Poet Laureate Glück to present for The Writing Program

U.S. Poet Laureate Louise Glück will present a talk on poetry at 8 p.m. April 6 and will read from her work at 8 p.m. April 8 as part of the Spring Reading Series 2004, offered by The Writing Program and the Department of English, both in Arts & Sciences.

Both events are free and open to the public and will take place in Hurst Lounge, Duncker Hall, Room 201.

Louise Glück
Louise Glück

Glück, writer-in-residence at Yale University, is the author of eight books of poems, including most recently The Seven Ages in 2001. She was awarded the National Book Critic’s Circle Award in 1985 for The Triumph of Achilles, and in 1992 she received a Pulitzer Prize for The Wild Iris.

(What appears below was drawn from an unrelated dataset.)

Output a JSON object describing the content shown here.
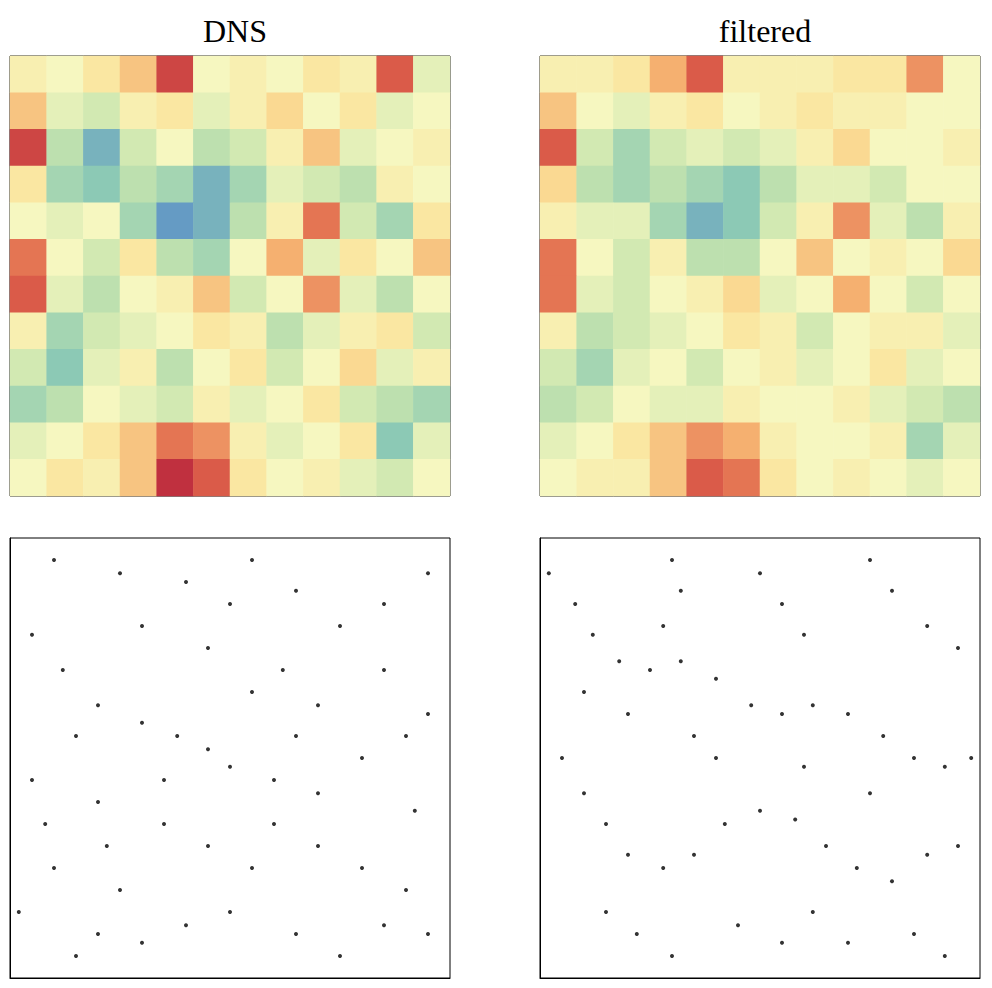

For her poetic accomplishment, Glück has received a Bollingen Prize for Poetry as well as the Lannan Literary Award for Poetry. In addition, she has received fellowships from the Guggenheim and Rockefeller foundations.

“In the course of her career, Louise Glück has shaped an unmistakable, authentic voice whose questing fuses the lyric and the meditative modes,” said Carl Phillips, professor of English and of African and Afro-American Studies, both in Arts & Sciences. “The poems themselves, meanwhile, argue persuasively for the epic resonances attached to a life of the mind.

“Glück’s are easily among the most essential poems being written today — original from the start, and built to last.”

Glück was appointed poet laureate in 2003. For the week she is at the University, she serves as the Fannie Hurst Professor of Creative Literature.